Hayden Darley, Technical Director explains further “The external face of the building is not flat it features brick and stone work that steps in and out, the sequence of works meant that windows were installed into the build long before the external face was built meaning items were effectively located in mid-air and positioned in the correct place with the use of gridlines e.g. W1 is positioned 300mm in front of gridline A, but W2 might have only been 150mm from gridline A. this meant that we had nearly 70 interface drawings showing how all the windows were to be installed.”
In line with many projects, George Barsndale was provided with a detailed glazing analysis that considered the location, elevation, window type, window covering (curtain/blinds, including colour, distance and material) and heating method. This defined the requirement for heat strengthening and allowed it to be specified only where required which helped manage the budget. The heat strengthened glazing specification was highly specialist.
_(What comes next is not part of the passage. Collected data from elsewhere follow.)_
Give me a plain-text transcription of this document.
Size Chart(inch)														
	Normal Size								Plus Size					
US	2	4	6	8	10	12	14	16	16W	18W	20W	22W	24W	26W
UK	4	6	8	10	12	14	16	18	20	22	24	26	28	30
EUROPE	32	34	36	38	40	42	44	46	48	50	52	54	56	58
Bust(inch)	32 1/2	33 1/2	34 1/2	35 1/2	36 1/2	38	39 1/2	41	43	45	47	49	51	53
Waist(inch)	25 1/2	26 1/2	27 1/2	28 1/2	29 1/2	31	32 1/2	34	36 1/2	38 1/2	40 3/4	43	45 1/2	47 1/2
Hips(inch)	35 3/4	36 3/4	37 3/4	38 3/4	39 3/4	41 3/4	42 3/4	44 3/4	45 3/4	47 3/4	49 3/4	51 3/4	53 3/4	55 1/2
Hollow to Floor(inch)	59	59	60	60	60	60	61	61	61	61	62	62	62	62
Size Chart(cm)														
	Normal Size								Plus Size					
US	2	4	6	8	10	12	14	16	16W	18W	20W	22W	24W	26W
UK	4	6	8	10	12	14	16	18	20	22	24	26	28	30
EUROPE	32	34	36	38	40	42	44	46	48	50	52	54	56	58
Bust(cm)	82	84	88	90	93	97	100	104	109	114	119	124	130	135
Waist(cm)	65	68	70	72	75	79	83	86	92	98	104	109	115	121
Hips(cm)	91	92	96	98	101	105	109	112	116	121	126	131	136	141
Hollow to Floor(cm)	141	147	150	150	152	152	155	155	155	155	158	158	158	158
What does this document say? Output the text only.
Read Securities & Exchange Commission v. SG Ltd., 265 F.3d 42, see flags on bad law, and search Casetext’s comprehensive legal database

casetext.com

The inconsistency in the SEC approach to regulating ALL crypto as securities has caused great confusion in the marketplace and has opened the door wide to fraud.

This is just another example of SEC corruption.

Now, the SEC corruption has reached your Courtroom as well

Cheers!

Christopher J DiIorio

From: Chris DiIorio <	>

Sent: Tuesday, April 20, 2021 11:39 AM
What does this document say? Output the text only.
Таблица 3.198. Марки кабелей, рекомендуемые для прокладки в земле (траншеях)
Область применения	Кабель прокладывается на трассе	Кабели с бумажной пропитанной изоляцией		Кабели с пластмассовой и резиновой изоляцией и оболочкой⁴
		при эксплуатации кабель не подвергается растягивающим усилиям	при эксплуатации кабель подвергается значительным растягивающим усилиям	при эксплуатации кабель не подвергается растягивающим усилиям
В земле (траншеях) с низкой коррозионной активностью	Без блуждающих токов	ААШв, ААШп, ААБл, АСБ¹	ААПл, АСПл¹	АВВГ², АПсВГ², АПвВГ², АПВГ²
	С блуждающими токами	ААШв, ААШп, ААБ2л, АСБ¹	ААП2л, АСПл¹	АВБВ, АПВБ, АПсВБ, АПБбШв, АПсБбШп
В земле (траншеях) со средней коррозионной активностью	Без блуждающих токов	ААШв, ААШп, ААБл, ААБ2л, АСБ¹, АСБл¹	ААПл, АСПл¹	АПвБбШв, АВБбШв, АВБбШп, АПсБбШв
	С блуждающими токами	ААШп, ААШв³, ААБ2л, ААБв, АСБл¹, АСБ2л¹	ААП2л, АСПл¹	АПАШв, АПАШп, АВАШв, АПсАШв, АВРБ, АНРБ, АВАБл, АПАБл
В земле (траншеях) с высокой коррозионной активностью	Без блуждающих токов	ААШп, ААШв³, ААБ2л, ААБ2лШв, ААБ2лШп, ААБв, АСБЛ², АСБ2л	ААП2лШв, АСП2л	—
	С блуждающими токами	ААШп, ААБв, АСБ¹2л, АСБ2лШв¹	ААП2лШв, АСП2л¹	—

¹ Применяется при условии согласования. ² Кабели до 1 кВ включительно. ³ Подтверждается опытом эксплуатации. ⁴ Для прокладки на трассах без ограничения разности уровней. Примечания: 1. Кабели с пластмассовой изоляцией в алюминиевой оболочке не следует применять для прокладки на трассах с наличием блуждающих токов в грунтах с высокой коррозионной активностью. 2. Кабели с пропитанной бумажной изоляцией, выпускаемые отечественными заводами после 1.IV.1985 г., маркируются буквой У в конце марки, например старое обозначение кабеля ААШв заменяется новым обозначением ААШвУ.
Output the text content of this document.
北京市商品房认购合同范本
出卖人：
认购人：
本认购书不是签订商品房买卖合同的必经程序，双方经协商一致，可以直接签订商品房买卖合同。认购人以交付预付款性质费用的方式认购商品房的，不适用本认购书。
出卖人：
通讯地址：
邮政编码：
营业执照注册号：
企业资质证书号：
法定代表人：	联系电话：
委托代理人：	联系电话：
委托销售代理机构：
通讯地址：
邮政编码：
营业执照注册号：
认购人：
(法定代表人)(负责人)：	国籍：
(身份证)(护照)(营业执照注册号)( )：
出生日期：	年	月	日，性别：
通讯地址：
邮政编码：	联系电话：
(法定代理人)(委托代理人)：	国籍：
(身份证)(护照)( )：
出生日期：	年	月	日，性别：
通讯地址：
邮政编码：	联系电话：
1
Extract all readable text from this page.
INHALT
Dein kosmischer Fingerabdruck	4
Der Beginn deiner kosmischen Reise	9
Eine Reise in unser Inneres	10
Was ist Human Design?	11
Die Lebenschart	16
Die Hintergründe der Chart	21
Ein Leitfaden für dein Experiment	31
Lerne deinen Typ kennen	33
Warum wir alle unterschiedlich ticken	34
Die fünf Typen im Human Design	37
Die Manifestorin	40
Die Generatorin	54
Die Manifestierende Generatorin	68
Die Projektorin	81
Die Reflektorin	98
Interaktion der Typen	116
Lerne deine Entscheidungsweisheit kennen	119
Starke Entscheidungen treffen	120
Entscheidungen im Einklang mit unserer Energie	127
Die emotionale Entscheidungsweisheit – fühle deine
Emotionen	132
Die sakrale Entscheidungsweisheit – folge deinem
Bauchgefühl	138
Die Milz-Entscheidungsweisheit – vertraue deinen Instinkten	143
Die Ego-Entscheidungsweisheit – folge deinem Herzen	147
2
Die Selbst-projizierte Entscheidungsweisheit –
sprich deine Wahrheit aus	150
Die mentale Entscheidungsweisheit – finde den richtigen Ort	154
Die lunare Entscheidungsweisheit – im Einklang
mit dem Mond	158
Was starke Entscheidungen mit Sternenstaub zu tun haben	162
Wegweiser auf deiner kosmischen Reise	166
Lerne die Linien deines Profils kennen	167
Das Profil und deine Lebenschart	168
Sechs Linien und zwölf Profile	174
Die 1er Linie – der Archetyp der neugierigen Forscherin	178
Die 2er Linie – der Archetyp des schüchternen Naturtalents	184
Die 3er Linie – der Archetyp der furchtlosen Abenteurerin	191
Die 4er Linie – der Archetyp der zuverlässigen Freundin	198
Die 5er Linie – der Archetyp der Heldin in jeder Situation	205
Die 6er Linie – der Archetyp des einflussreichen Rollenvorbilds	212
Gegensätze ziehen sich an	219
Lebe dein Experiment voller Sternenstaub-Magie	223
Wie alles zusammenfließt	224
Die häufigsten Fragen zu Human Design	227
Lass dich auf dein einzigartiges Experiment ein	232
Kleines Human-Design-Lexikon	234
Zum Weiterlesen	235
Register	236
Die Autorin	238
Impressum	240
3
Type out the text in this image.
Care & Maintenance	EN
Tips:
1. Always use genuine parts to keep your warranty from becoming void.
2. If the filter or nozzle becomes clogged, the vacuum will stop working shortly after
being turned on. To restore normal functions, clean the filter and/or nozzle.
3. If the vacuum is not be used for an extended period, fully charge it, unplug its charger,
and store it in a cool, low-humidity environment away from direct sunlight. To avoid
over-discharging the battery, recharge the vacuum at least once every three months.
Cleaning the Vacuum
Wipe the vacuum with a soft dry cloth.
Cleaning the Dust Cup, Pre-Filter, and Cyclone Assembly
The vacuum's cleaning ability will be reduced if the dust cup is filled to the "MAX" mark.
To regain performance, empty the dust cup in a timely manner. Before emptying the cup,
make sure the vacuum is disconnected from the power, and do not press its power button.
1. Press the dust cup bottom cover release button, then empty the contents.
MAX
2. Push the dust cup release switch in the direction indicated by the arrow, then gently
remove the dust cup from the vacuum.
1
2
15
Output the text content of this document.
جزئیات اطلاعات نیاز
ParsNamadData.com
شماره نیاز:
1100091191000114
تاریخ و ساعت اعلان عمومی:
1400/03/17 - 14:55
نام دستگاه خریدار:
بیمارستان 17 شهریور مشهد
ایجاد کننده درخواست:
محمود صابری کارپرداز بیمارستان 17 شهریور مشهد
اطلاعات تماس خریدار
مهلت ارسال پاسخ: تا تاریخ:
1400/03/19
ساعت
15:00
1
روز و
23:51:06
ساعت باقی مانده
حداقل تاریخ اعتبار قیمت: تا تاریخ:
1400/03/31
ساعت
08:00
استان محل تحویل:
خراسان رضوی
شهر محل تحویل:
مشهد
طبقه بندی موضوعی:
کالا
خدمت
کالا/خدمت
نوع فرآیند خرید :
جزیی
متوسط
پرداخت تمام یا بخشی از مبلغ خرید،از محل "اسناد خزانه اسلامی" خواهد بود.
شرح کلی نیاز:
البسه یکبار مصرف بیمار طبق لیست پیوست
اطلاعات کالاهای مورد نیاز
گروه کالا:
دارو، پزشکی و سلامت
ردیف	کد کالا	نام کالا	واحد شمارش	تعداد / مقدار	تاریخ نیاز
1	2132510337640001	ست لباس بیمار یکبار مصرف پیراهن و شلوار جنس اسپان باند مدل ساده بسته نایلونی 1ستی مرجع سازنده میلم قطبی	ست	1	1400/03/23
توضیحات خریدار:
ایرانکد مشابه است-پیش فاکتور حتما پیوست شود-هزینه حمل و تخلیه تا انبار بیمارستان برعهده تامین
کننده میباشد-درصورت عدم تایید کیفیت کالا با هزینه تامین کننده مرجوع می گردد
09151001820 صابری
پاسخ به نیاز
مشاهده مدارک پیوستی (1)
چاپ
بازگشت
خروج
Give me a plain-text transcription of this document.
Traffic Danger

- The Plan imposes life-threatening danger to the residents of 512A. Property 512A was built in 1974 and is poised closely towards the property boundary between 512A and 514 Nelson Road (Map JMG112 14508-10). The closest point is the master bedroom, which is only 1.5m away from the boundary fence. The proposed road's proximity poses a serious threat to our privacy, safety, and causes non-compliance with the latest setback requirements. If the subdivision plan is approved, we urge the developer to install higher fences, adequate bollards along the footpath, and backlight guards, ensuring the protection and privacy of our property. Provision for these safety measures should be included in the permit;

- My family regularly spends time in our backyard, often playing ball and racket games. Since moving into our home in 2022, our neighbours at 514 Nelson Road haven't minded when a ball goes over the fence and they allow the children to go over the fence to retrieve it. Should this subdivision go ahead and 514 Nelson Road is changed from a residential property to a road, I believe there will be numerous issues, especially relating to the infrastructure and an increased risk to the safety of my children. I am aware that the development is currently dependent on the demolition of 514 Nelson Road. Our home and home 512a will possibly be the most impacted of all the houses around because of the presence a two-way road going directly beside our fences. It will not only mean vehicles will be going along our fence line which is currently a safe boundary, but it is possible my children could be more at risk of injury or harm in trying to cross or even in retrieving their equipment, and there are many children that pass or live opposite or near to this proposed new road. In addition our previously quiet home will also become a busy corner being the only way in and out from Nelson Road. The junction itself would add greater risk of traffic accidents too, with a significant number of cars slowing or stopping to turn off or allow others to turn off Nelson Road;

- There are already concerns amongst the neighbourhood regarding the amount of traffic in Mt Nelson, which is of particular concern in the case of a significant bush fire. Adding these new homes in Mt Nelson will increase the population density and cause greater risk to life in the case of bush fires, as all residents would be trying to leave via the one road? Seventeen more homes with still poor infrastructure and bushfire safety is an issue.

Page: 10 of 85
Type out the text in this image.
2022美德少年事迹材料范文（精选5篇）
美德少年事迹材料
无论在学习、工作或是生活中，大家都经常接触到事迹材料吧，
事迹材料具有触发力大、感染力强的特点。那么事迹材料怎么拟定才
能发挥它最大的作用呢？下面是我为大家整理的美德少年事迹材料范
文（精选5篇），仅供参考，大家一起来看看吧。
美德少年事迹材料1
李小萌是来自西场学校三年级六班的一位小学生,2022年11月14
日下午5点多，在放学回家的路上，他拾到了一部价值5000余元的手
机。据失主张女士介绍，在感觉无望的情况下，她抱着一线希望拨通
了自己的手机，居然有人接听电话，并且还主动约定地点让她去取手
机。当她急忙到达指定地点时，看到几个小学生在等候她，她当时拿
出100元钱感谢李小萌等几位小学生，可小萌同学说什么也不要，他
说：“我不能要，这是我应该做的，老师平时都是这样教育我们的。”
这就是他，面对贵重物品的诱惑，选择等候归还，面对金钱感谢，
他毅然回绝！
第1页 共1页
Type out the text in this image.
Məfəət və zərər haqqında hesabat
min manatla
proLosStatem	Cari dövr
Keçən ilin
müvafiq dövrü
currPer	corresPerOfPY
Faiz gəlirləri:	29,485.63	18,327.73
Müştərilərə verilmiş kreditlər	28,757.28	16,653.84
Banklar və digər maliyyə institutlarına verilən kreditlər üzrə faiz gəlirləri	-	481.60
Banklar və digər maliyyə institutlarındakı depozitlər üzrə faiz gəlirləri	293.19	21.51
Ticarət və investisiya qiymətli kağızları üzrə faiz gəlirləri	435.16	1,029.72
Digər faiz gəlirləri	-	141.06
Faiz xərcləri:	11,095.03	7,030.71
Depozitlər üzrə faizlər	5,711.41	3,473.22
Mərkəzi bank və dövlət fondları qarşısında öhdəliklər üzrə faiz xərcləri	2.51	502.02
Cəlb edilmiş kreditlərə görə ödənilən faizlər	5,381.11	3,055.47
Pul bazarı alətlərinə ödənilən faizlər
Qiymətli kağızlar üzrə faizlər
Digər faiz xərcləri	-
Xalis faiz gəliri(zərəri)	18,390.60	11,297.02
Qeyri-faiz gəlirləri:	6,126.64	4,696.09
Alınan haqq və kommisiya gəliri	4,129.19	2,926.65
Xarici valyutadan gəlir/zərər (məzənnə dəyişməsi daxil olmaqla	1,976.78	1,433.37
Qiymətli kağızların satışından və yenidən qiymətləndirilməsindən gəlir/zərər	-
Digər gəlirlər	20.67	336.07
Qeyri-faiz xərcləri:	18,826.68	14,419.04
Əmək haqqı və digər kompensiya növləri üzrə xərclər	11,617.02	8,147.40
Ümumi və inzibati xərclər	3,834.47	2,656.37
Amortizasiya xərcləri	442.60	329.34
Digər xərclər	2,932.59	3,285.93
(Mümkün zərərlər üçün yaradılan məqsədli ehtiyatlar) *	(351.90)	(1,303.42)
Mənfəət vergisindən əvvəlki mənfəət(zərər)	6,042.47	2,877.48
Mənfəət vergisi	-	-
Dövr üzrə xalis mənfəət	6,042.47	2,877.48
Going back to the acoustic challenge, the windows were specified to meet the octave specific noise reduction and the whole window was validated with test data not just the glazing data, the latter is not a reliable method of determining acoustic performance. Tom continues “Using a vast array of technical and acoustic data collected over many years of testing, we were able to specify the optimal solution. We always advise clients to request whole window data because as soon as glazing is put into a frame, the performance is affected. We take into account the entire design of the window and the installation detail to ensure the highest performance.”
Security is another important consideration in high end developments such as One Grosvenor Square and George Barnsdale integrated security contacts into the design and fitted custom handles to the doors.
Commenting on the main challenges of the project, Hayden Darley, Technical Director said: “The weight of the windows was a bit of an issue since the glass was so heavy, there was also quite a lot of effort put into the supply chain for the glazing and the overall difficulties of installing the windows before the external envelope was completed.”